# Thoughts on Kohetsu knives?



## Miley (Mar 2, 2017)

I just got a Kohetsu hap40 petty and I love it, it holds an edge like no other knife I've owned, nice profile too. Anybody try any of the other Kohetsu knives? Who is the blacksmith?


----------



## Jovidah (Mar 2, 2017)

It's a house-brand... so most likely the different lines in all kinds of different steels are from different makers / manufacturers. No clue who actually makes the HAP40 stuff; have seen similar looking knives sold under the brand 'CoSay' (cleancut had them at some point) but I think that was just a brand name as well. 
It's not too surprising it holds an edge well; HAP-40 looks like a pretty badass alloy.


----------



## Nemo (Mar 2, 2017)

I find that hap40 has brilliant edge retention related to board use but it loses the razor sharpness over time (whether used or not). It's semi-stainless and quite high carbon, so I wonder whether there is slow micro corrosion at the edge?
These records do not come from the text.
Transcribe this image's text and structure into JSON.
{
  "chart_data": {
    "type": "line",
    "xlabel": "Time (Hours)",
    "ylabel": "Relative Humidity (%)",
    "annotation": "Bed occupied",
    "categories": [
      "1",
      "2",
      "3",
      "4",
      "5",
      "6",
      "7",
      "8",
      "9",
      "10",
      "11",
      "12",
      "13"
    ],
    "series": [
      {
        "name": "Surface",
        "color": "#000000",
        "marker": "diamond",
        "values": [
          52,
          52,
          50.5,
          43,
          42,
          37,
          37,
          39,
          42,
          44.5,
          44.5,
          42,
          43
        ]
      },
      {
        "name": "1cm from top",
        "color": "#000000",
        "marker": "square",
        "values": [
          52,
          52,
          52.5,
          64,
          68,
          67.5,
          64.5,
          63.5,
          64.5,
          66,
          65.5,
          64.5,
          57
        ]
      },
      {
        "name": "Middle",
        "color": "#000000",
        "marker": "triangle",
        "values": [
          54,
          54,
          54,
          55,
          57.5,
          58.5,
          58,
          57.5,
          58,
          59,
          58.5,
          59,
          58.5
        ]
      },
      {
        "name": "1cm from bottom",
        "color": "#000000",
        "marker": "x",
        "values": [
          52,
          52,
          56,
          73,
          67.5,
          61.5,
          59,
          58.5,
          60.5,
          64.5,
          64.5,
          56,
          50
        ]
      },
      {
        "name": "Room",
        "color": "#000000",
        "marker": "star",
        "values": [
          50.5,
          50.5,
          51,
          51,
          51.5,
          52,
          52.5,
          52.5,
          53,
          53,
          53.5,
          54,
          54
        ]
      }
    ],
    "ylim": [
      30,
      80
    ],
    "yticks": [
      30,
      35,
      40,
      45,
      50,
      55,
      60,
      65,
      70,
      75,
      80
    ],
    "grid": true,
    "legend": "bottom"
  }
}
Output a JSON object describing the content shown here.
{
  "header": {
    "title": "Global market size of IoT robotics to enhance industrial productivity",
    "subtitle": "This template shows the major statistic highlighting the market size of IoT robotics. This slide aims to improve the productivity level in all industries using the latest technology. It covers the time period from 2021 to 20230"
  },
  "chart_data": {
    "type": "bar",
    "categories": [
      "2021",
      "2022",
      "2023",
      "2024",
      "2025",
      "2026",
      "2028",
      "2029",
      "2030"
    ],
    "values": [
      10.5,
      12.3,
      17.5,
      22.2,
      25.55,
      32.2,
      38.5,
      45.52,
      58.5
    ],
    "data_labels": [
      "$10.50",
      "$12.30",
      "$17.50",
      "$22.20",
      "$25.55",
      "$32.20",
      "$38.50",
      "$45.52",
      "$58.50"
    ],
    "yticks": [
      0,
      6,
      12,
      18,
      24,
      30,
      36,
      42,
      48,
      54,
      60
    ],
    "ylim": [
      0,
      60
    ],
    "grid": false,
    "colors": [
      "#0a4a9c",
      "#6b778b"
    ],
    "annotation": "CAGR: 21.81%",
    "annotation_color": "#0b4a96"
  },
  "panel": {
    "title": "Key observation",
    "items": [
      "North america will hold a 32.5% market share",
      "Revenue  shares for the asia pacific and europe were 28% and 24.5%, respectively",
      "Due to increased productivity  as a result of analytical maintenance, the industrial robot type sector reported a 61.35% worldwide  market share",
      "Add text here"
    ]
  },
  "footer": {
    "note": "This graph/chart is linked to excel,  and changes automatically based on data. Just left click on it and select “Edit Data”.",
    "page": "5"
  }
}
The main reason I don't use them (mine are Gihei) a lot is the thin flat grind (poor food release). For me, profile, grind and HT are more important than steel selection in determining the utility of a knife.


----------



## GRoc (Mar 2, 2017)

Initially I thought that Gihei was making the Kohetsu HAP40 too, or maybe an initial batch, but now i am not sure


----------



## Miley (Mar 3, 2017)

Your right the razor edge seems to fade but it holds an edge right below razor sharpness for a lot longer than my blue 2 yoshihiro, my Kurosaki AS or Fernandez 52100. I use it for much longer between sharpening sat work. Hap 40 is amazing


----------